After finding FingrTip, Agent Dylan gives us the AccessBio XKeyScore entity. He then says something about finding a connection between it and... something else. F.A.Y. filtering only gives me the AccessBio entity, and I have no idea what the game expects me to do.
I'm also at the same point. I have the XKEYSCORE entity but I'm not too sure what to do with it. I've tried looking for anything remotely similar to fingrtip online but found nothing.
I found the answer, there's a new file in the localhost folder, viewing it gives you another XKeyScore entity. I dont remember Dylan saying anything about localhost, which would explain our confusion.
i am at the point "find bastek client list" /spoiler i am in the system.nexxit.com server. with wmi scanner i find 4 options, the ERP server is vulnerable with Verboten but i cant find a connection.. No MITM, No wifi, no active directory, im stuck ..
I can't find a way into the level 4 target's network I've tried osint, sfuzzer, Social engineering but nothing is giving me a foot in the door. Any help?
Alphabravo. You're trying t access bast___? I think you need to fingerprint them a bit more thoroughly. Spoiler One of the agents will notice the tech being used and recommend another approach
In my notes I have that after you fingerprint the various urls, you see they're all secure Spoiler But then agent Dylan points out that he may have a way to break into systems running FingrTip If you're not finding any urls with osintscan, maybe sfuzzer? (honeslty don't remember)
Hey guys, I know this thread is some time old but I am stuck on this chapter at the same stage mentioned above. The problem I am having is trying to access Bastek's employee directory Spoiler via sara's phone . Can someone point me in the right direction????
Go into the phone's settings and activate the personal hotspot. Pretend that's a turbine card. Hope that helps.

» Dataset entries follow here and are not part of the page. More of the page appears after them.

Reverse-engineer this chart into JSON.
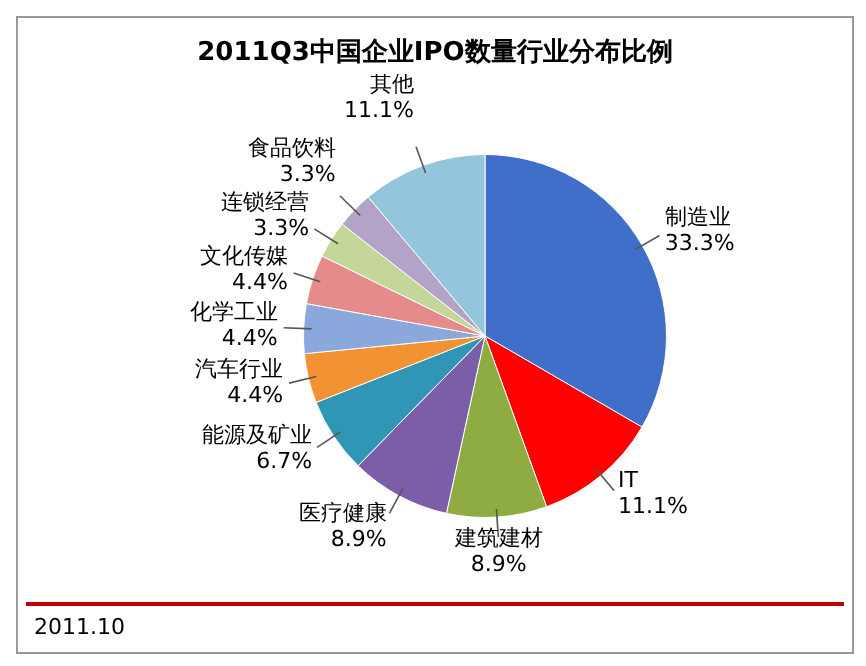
{
  "chart_data": {
    "type": "pie",
    "title": "2011Q3中国企业IPO数量行业分布比例",
    "categories": [
      "制造业",
      "IT",
      "建筑建材",
      "医疗健康",
      "能源及矿业",
      "汽车行业",
      "化学工业",
      "文化传媒",
      "连锁经营",
      "食品饮料",
      "其他"
    ],
    "values": [
      33.3,
      11.1,
      8.9,
      8.9,
      6.7,
      4.4,
      4.4,
      4.4,
      3.3,
      3.3,
      11.1
    ],
    "value_labels": [
      "33.3%",
      "11.1%",
      "8.9%",
      "8.9%",
      "6.7%",
      "4.4%",
      "4.4%",
      "4.4%",
      "3.3%",
      "3.3%",
      "11.1%"
    ],
    "colors": [
      "#3f6fc9",
      "#ff0000",
      "#8fac43",
      "#7b5ea7",
      "#2f97b5",
      "#f39233",
      "#8aa8dc",
      "#e58b8b",
      "#c4d79b",
      "#b4a3c8",
      "#93c5dc"
    ],
    "legend": false,
    "annotations": [
      "2011.10"
    ]
  }
}
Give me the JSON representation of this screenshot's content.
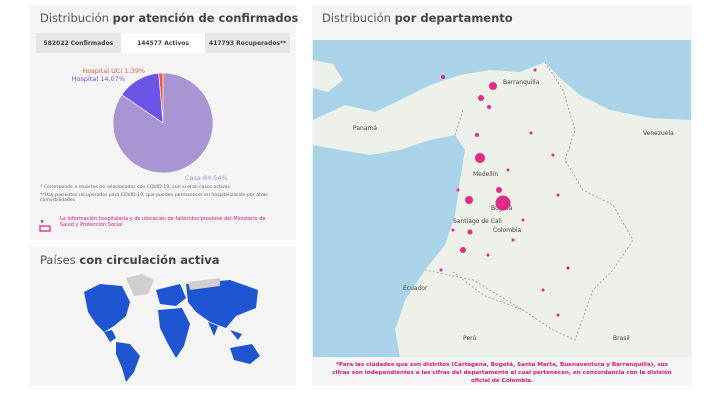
{
  "left_panel": {
    "title_light": "Distribución",
    "title_bold": "por atención de confirmados",
    "tabs": [
      "582022 Confirmados",
      "144577 Activos",
      "417793 Recuperados**"
    ],
    "footnotes": [
      "* Corresponde a muertes no relacionadas con COVID-19, aún si eran casos activos",
      "**Hay pacientes recuperados para COVID-19, que pueden permanecer en hospitalización por otras comorbilidades"
    ],
    "source_note": "La información hospitalaria y de ubicación de fallecidos proviene del Ministerio de Salud y Protección Social"
  },
  "pie": {
    "labels": [
      "Casa 84.54%",
      "Hospital 14.07%",
      "Hospital UCI 1.39%"
    ],
    "values": [
      84.54,
      14.07,
      1.39
    ],
    "colors": [
      "#a995d3",
      "#6c54e6",
      "#f05a3c"
    ]
  },
  "world_panel": {
    "title_light": "Países",
    "title_bold": "con circulación activa"
  },
  "right_panel": {
    "title_light": "Distribución",
    "title_bold": "por departamento",
    "map_labels": [
      "Barranquilla",
      "Venezuela",
      "Medellín",
      "Bogotá",
      "Colombia",
      "Santiago de Cali",
      "Ecuador",
      "Brasil",
      "Perú",
      "Panamá"
    ],
    "footnote": "*Para las ciudades que son distritos (Cartagena, Bogotá, Santa Marta, Buenaventura y Barranquilla), sus cifras son independientes a las cifras del departamento al cual pertenecen, en concordancia con la división oficial de Colombia."
  }
}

Thanks for the reply Dgray. Sorry, its the step after that I am trying to complete. Spoiler The hotspot is activated so I can access that as a turbine card. Its finding a way into the employee's directory I am stuck on. I have found an additional Spoiler sub-doamin via sfuzzer (mecache.bastek) but this is up-to-date. I have Spoiler completed a wmi scan on the internal network when connected to the phone and dug the pathways. When trying to exploit the them, no luck with that. Can connect to one pathway via file browser Spoiler along with mecache.bastek but have no usernames to carry out password crack. Also tried social eng and MITM but nothing found. Any other pointers would be great. Thanks, Jay.